Y de nuevo, como es habitual en la literatura de Baricco, hay un narrador que nos cuenta la historia, sumido en la estupefacción que le ha provocado asistir a los acontecimientos que explica. Un narrador no menos disparatado que el protagonista. En esta ocasión es, claro, el narrador del monólogo, y en la versión escénica del director Raúl Fuertes, que podemos ver estos días en la sala off del Teatro Lara de Madrid –muy bonita, pero con poca visibilidad desde algunos de sus ángulos-, lo interpreta Miguel Rellán, en el primer embarque de su carrera en un monólogo. Rellán realiza el titánico trabajo de desgranar, en una hora y veinte minutos, la historia de Novecento, sin más apoyo que el texto, que, eso sí, está cargado de expresividad y es rico en imágenes, aunque también es bastante lineal. No tiene momentos álgidos, no da giros inesperados, no explota. Y, como consecuencia, en manos de un actor peor que Rellán, la representación correría el peligro de resultar monótona.

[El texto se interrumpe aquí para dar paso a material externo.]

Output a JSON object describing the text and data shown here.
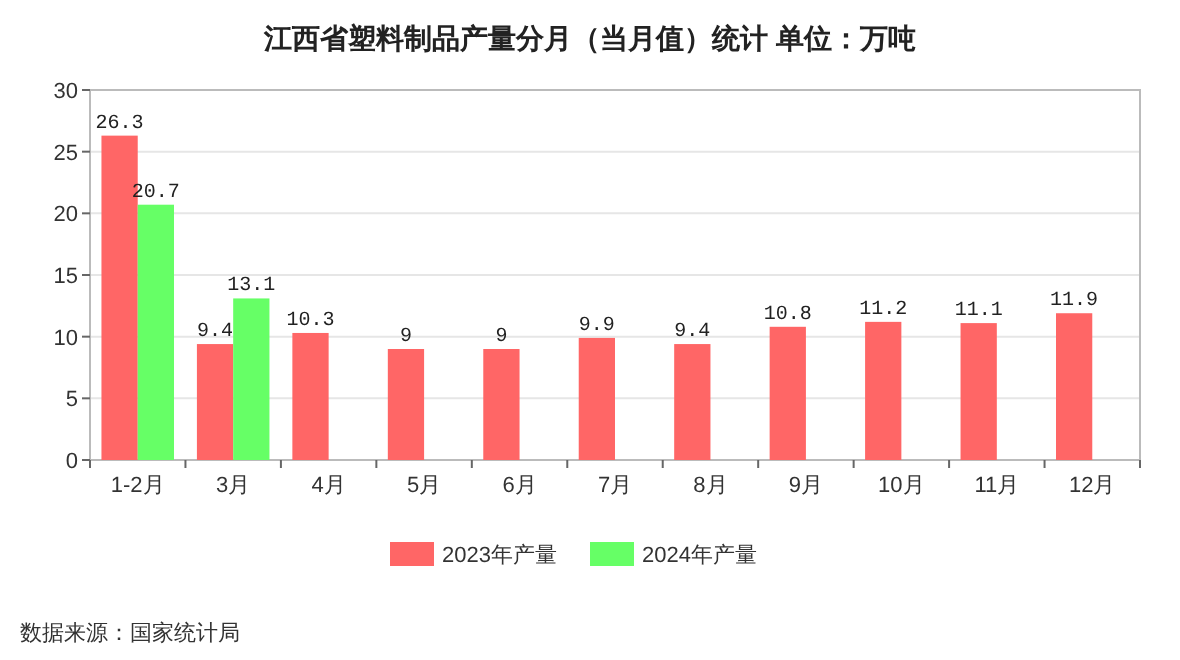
{
  "chart_data": {
    "type": "bar",
    "title": "江西省塑料制品产量分月（当月值）统计 单位：万吨",
    "categories": [
      "1-2月",
      "3月",
      "4月",
      "5月",
      "6月",
      "7月",
      "8月",
      "9月",
      "10月",
      "11月",
      "12月"
    ],
    "series": [
      {
        "name": "2023年产量",
        "color": "#ff6666",
        "values": [
          26.3,
          9.4,
          10.3,
          9,
          9,
          9.9,
          9.4,
          10.8,
          11.2,
          11.1,
          11.9
        ]
      },
      {
        "name": "2024年产量",
        "color": "#66ff66",
        "values": [
          20.7,
          13.1,
          null,
          null,
          null,
          null,
          null,
          null,
          null,
          null,
          null
        ]
      }
    ],
    "ylim": [
      0,
      30
    ],
    "yticks": [
      0,
      5,
      10,
      15,
      20,
      25,
      30
    ],
    "grid": "y",
    "legend": "bottom",
    "data_labels": true,
    "annotations": [
      "数据来源：国家统计局"
    ]
  }
}
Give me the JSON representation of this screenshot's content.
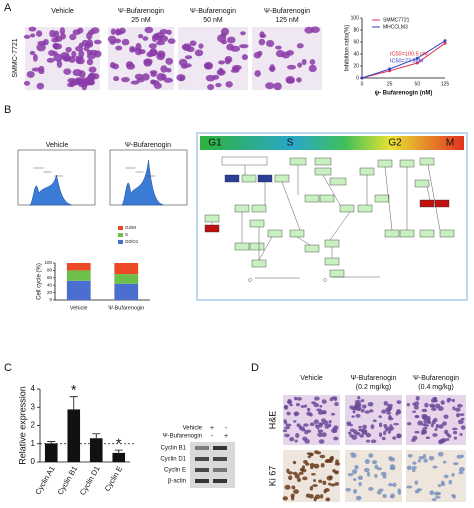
{
  "panel_labels": [
    "A",
    "B",
    "C",
    "D"
  ],
  "panel_a": {
    "row_label": "SMMC-7721",
    "columns": [
      {
        "title": "Vehicle"
      },
      {
        "title": "Ψ-Bufarenogin",
        "dose": "25 nM"
      },
      {
        "title": "Ψ-Bufarenogin",
        "dose": "50 nM"
      },
      {
        "title": "Ψ-Bufarenogin",
        "dose": "125 nM"
      }
    ]
  },
  "panel_b": {
    "histogram_titles": [
      "Vehicle",
      "Ψ-Bufarenogin"
    ],
    "pathway_phases": [
      "G1",
      "S",
      "G2",
      "M"
    ]
  },
  "panel_c_blot": {
    "conditions": [
      {
        "name": "Vehicle",
        "lanes": [
          "+",
          "-"
        ]
      },
      {
        "name": "Ψ-Bufarenogin",
        "lanes": [
          "-",
          "+"
        ]
      }
    ],
    "bands": [
      "Cyclin B1",
      "Cyclin D1",
      "Cyclin E",
      "β-actin"
    ]
  },
  "panel_d": {
    "columns": [
      {
        "title": "Vehicle"
      },
      {
        "title": "Ψ-Bufarenogin",
        "dose": "(0.2 mg/kg)"
      },
      {
        "title": "Ψ-Bufarenogin",
        "dose": "(0.4 mg/kg)"
      }
    ],
    "rows": [
      "H&E",
      "Ki 67"
    ]
  },
  "chart_data": [
    {
      "type": "line",
      "x_label": "ψ- Bufarenogin (nM)",
      "y_label": "Inhibition ratio(%)",
      "categories": [
        "0",
        "25",
        "50",
        "125"
      ],
      "series": [
        {
          "name": "SMMC7721",
          "color": "#e0325a",
          "values": [
            0,
            12,
            25,
            58
          ]
        },
        {
          "name": "MHCCLM3",
          "color": "#3346c0",
          "values": [
            0,
            15,
            33,
            62
          ]
        }
      ],
      "ylim": [
        0,
        100
      ],
      "yticks": [
        0,
        20,
        40,
        60,
        80,
        100
      ],
      "annotations": [
        {
          "text": "IC50=100.5 nM",
          "color": "#e0202a"
        },
        {
          "text": "IC50=77.5nM",
          "color": "#2233cc"
        }
      ]
    },
    {
      "type": "stacked_bar",
      "y_label": "Cell cycle (%)",
      "categories": [
        "Vehicle",
        "Ψ-Bufarenogin"
      ],
      "series": [
        {
          "name": "G0/G1",
          "color": "#4a6fd1",
          "values": [
            52,
            44
          ]
        },
        {
          "name": "S",
          "color": "#6cc04a",
          "values": [
            28,
            26
          ]
        },
        {
          "name": "G2/M",
          "color": "#ec4a24",
          "values": [
            20,
            30
          ]
        }
      ],
      "ylim": [
        0,
        100
      ],
      "yticks": [
        0,
        20,
        40,
        60,
        80,
        100
      ]
    },
    {
      "type": "bar",
      "y_label": "Relative expression",
      "categories": [
        "Cyclin A1",
        "Cyclin B1",
        "Cyclin D1",
        "Cyclin E"
      ],
      "values": [
        1.02,
        2.88,
        1.3,
        0.5
      ],
      "errors": [
        0.1,
        0.7,
        0.25,
        0.15
      ],
      "significance": [
        null,
        "*",
        null,
        "*"
      ],
      "color": "#111111",
      "ylim": [
        0,
        4
      ],
      "yticks": [
        0,
        1,
        2,
        3,
        4
      ],
      "reference_line": 1
    }
  ]
}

Rellán sabe vestir al personaje de la melancolía que requiere, posiblemente porque es su registro más sólido. Sabe encarnar, con toda su tristeza y su poso, a ese contador de historias desahuciado y taciturno, al que solo le quedan sus recuerdos. Lo hace atractivo dándole carisma y entidad, en una actuación con ecos del inolvidable Fiz de Cotovelo que interpretó en El bosque animado. Es capaz de llenar la escena y erizar al público con una pesadumbre que no está exenta de naturalidad, sin otro arrope escenográfico que un foco de luz que va matizándose hacia el final. No hay música aunque se habla de un músico y las partituras que interpreta. No hay decorado aunque la historia se ubica en un crucero. Es una interpretación íntima, desnuda de atrezzo y efectos audiovisuales. El director, Fuertes, a quien Rellán conoció en la espléndida versión de Luces de Bohemia que hace unos años estrenó Lluis Homar (donde el primero ejercía de ayudante de dirección y el segundo actuaba), pone así a trabajar a la imaginación del espectador, que ha de figurarse (si quiere) el aspecto de Novecento y la música que sale de su piano, así como los diversos episodios que conforman el relato de su vida. Una elección dramatúrgica que sin duda sería del gusto de Baricco, siempre partidario de activar la participación del lector en sus trabajos. No en vano, en la mencionada City somos nosotros quienes hacemos y rehacemos la trama.

En defintiva, Novecento es un monólogo amable, íntimo, con una opción escenográfica valiente y magníficamente interpretado. Y en él nos saluda el estilo de Baricco al cien por cien, sea para bien o para mal (a gusto del consumidor).